L’outremer, ou quand un pigment coûtait plus que l’or
Le bleu le plus intense de l’enluminure et de la peinture médiévale vient d’une pierre extraite dans une seule région du monde, et sa préparation demande des semaines. Son prix a laissé des traces écrites : dans les contrats, la quantité d’outremer est négociée ligne à ligne, comme un matériau précieux.
Une pierre, une seule provenance
L’outremer naturel est tiré du lapis-lazuli, une roche dont le composant colorant est la lazurite. Pendant tout le Moyen Âge et une grande partie de l’époque moderne, la source connue en Occident est unique : les gisements du Badakhchan, dans l’actuel nord-est de l’Afghanistan. Le nom du pigment vient de là, la pierre arrivant en Europe par la mer.
Cette provenance unique explique le prix. Il ne s’agit pas d’une rareté de la matière colorante seulement, mais d’une chaîne d’approvisionnement longue, coupée par les guerres et les changements de route commerciale.
Broyer ne suffit pas
C’est le point que l’on oublie le plus souvent. Le lapis broyé donne un gris bleuté terne, parce que la roche contient beaucoup de calcite blanche et de pyrite. Pour obtenir le bleu profond, il faut séparer la lazurite du reste.
Le procédé décrit par Cennino Cennini vers 1400 est resté en usage pendant des siècles : la poudre est incorporée à une pâte de cire, de résine et d’huile, puis cette pâte est longuement malaxée dans une solution alcaline. Les particules de lazurite se détachent et tombent, tandis que les impuretés restent prises. On recommence plusieurs fois, et chaque extraction donne un bleu moins pur que la précédente. Les premiers bains fournissent le pigment de tête ; les derniers, un bleu grisâtre vendu bien moins cher.
Ce que les contrats disent du prix
Les contrats de commande de la fin du Moyen Âge et de la Renaissance mentionnent l’outremer explicitement, avec sa qualité et parfois son poids. Certains prévoient que le commanditaire le fournit lui-même, précisément pour éviter que le peintre ne le remplace par un bleu moins coûteux. La distinction entre l’outremer et l’azurite, un carbonate de cuivre bien plus abordable mais plus verdâtre et instable, y est faite en toutes lettres.
On en tire une méthode de lecture des œuvres : la répartition du bleu dans un tableau ancien n’est pas seulement un choix esthétique, c’est aussi la trace d’un budget. Un manteau entièrement peint à l’outremer est une dépense affichée.
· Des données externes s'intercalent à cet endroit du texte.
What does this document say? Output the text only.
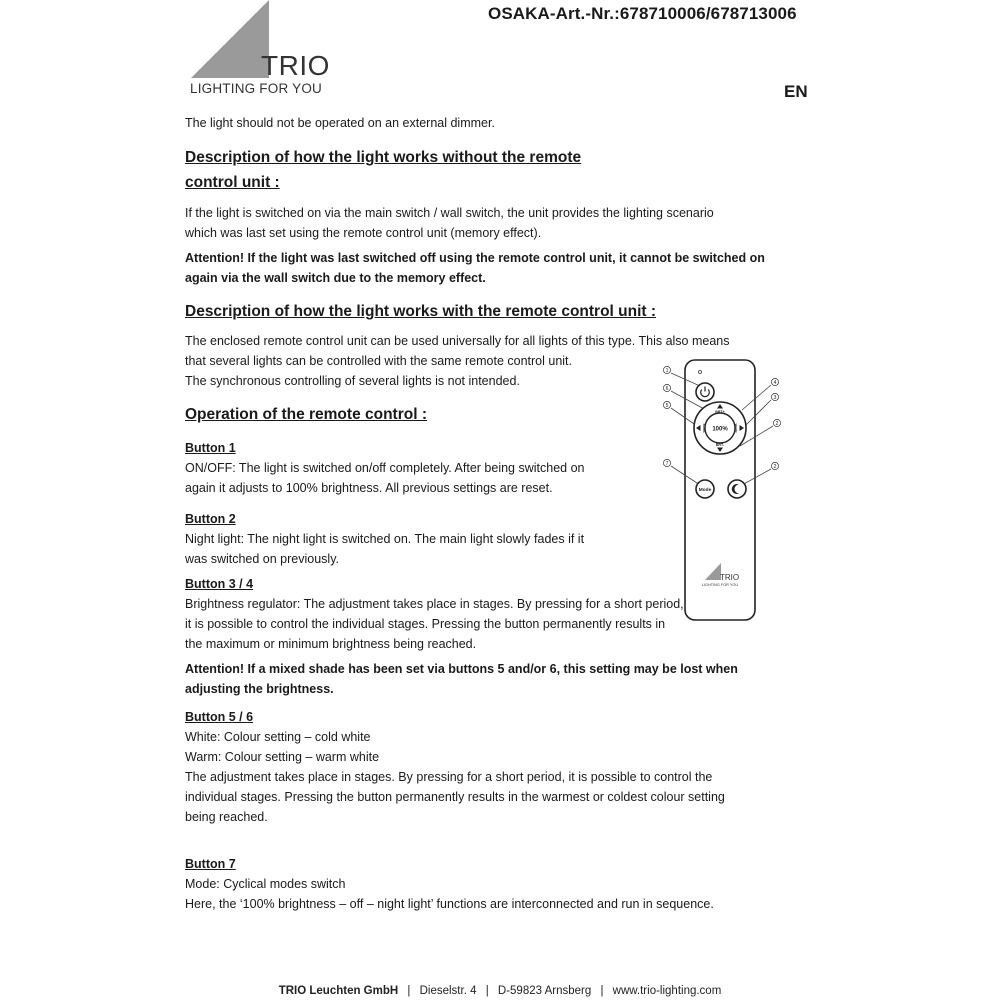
OSAKA-Art.-Nr.:678710006/678713006
EN
TRIO
LIGHTING FOR YOU
The light should not be operated on an external dimmer.
Description of how the light works without the remote
control unit :
If the light is switched on via the main switch / wall switch, the unit provides the lighting scenario
which was last set using the remote control unit (memory effect).
Attention! If the light was last switched off using the remote control unit, it cannot be switched on
again via the wall switch due to the memory effect.
Description of how the light works with the remote control unit :
The enclosed remote control unit can be used universally for all lights of this type. This also means
that several lights can be controlled with the same remote control unit.
The synchronous controlling of several lights is not intended.
Operation of the remote control :
Button 1
ON/OFF: The light is switched on/off completely. After being switched on
again it adjusts to 100% brightness. All previous settings are reset.
Button 2
Night light: The night light is switched on. The main light slowly fades if it
was switched on previously.
Button 3 / 4
Brightness regulator: The adjustment takes place in stages. By pressing for a short period,
it is possible to control the individual stages. Pressing the button permanently results in
the maximum or minimum brightness being reached.
Attention! If a mixed shade has been set via buttons 5 and/or 6, this setting may be lost when
adjusting the brightness.
Button 5 / 6
White: Colour setting – cold white
Warm: Colour setting – warm white
The adjustment takes place in stages. By pressing for a short period, it is possible to control the
individual stages. Pressing the button permanently results in the warmest or coldest colour setting
being reached.
Button 7
Mode: Cyclical modes switch
Here, the ‘100% brightness – off – night light’ functions are interconnected and run in sequence.
1
6
5
7
4
3
2
2
100%
BRT+
BRT-
WHITE	WARM
Mode
TRIO
LIGHTING FOR YOU
TRIO Leuchten GmbH | Dieselstr. 4 | D-59823 Arnsberg | www.trio-lighting.com
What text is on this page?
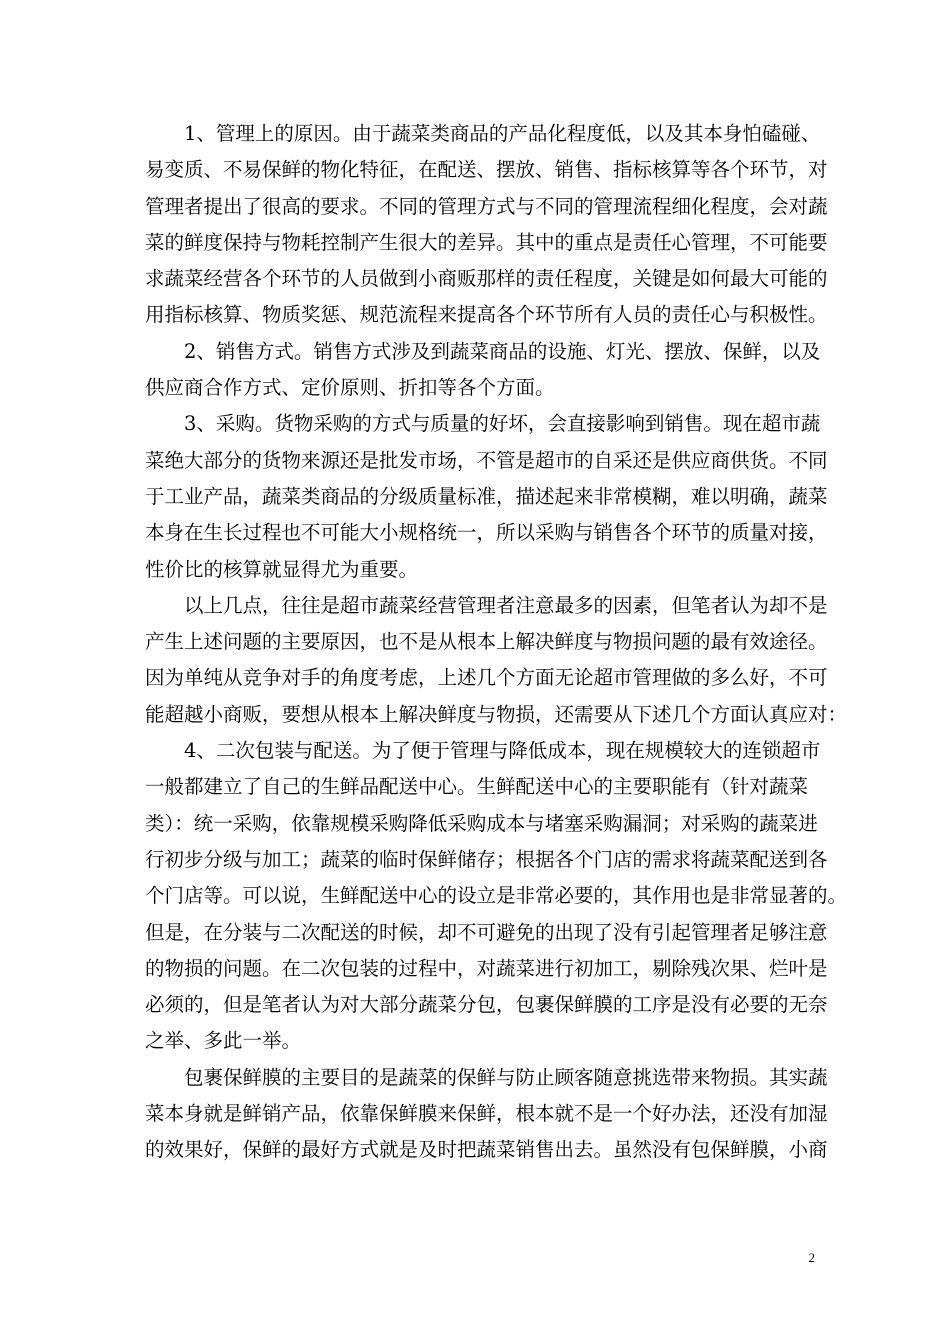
1、管理上的原因。由于蔬菜类商品的产品化程度低，以及其本身怕磕碰、
易变质、不易保鲜的物化特征，在配送、摆放、销售、指标核算等各个环节，对
管理者提出了很高的要求。不同的管理方式与不同的管理流程细化程度，会对蔬
菜的鲜度保持与物耗控制产生很大的差异。其中的重点是责任心管理，不可能要
求蔬菜经营各个环节的人员做到小商贩那样的责任程度，关键是如何最大可能的
用指标核算、物质奖惩、规范流程来提高各个环节所有人员的责任心与积极性。
2、销售方式。销售方式涉及到蔬菜商品的设施、灯光、摆放、保鲜，以及
供应商合作方式、定价原则、折扣等各个方面。
3、采购。货物采购的方式与质量的好坏，会直接影响到销售。现在超市蔬
菜绝大部分的货物来源还是批发市场，不管是超市的自采还是供应商供货。不同
于工业产品，蔬菜类商品的分级质量标准，描述起来非常模糊，难以明确，蔬菜
本身在生长过程也不可能大小规格统一，所以采购与销售各个环节的质量对接，
性价比的核算就显得尤为重要。
以上几点，往往是超市蔬菜经营管理者注意最多的因素，但笔者认为却不是
产生上述问题的主要原因，也不是从根本上解决鲜度与物损问题的最有效途径。
因为单纯从竞争对手的角度考虑，上述几个方面无论超市管理做的多么好，不可
能超越小商贩，要想从根本上解决鲜度与物损，还需要从下述几个方面认真应对：
4、二次包装与配送。为了便于管理与降低成本，现在规模较大的连锁超市
一般都建立了自己的生鲜品配送中心。生鲜配送中心的主要职能有（针对蔬菜
类）：统一采购，依靠规模采购降低采购成本与堵塞采购漏洞；对采购的蔬菜进
行初步分级与加工；蔬菜的临时保鲜储存；根据各个门店的需求将蔬菜配送到各
个门店等。可以说，生鲜配送中心的设立是非常必要的，其作用也是非常显著的。
但是，在分装与二次配送的时候，却不可避免的出现了没有引起管理者足够注意
的物损的问题。在二次包装的过程中，对蔬菜进行初加工，剔除残次果、烂叶是
必须的，但是笔者认为对大部分蔬菜分包，包裹保鲜膜的工序是没有必要的无奈
之举、多此一举。
包裹保鲜膜的主要目的是蔬菜的保鲜与防止顾客随意挑选带来物损。其实蔬
菜本身就是鲜销产品，依靠保鲜膜来保鲜，根本就不是一个好办法，还没有加湿
的效果好，保鲜的最好方式就是及时把蔬菜销售出去。虽然没有包保鲜膜，小商
2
La fin d’un monopole, en 1828
En 1824, la Société d’encouragement pour l’industrie nationale met au concours la synthèse d’un équivalent artificiel. Le prix est attribué en 1828 à Jean-Baptiste Guimet, dont le procédé produit un outremer de synthèse aux propriétés très proches, pour une fraction du coût. Une découverte indépendante est revendiquée presque au même moment en Allemagne.
L’effet est immédiat et durable : le bleu cesse d’être un marqueur de dépense. C’est l’une des rares dates où l’on peut situer précisément un basculement dans l’économie de la couleur.
Reconnaître l’un de l’autre
À l’œil, la distinction est délicate et ne doit pas être affirmée à la légère. Les laboratoires s’appuient sur la spectroscopie et sur l’observation des particules : l’outremer naturel présente des grains de tailles très irrégulières, souvent accompagnés de quelques inclusions de pyrite dorée, là où le pigment de synthèse est d’une granulométrie régulière. Sur une œuvre datée d’avant 1828, la question ne se pose évidemment pas.
Questions fréquentes
L’outremer était-il vraiment plus cher que l’or ?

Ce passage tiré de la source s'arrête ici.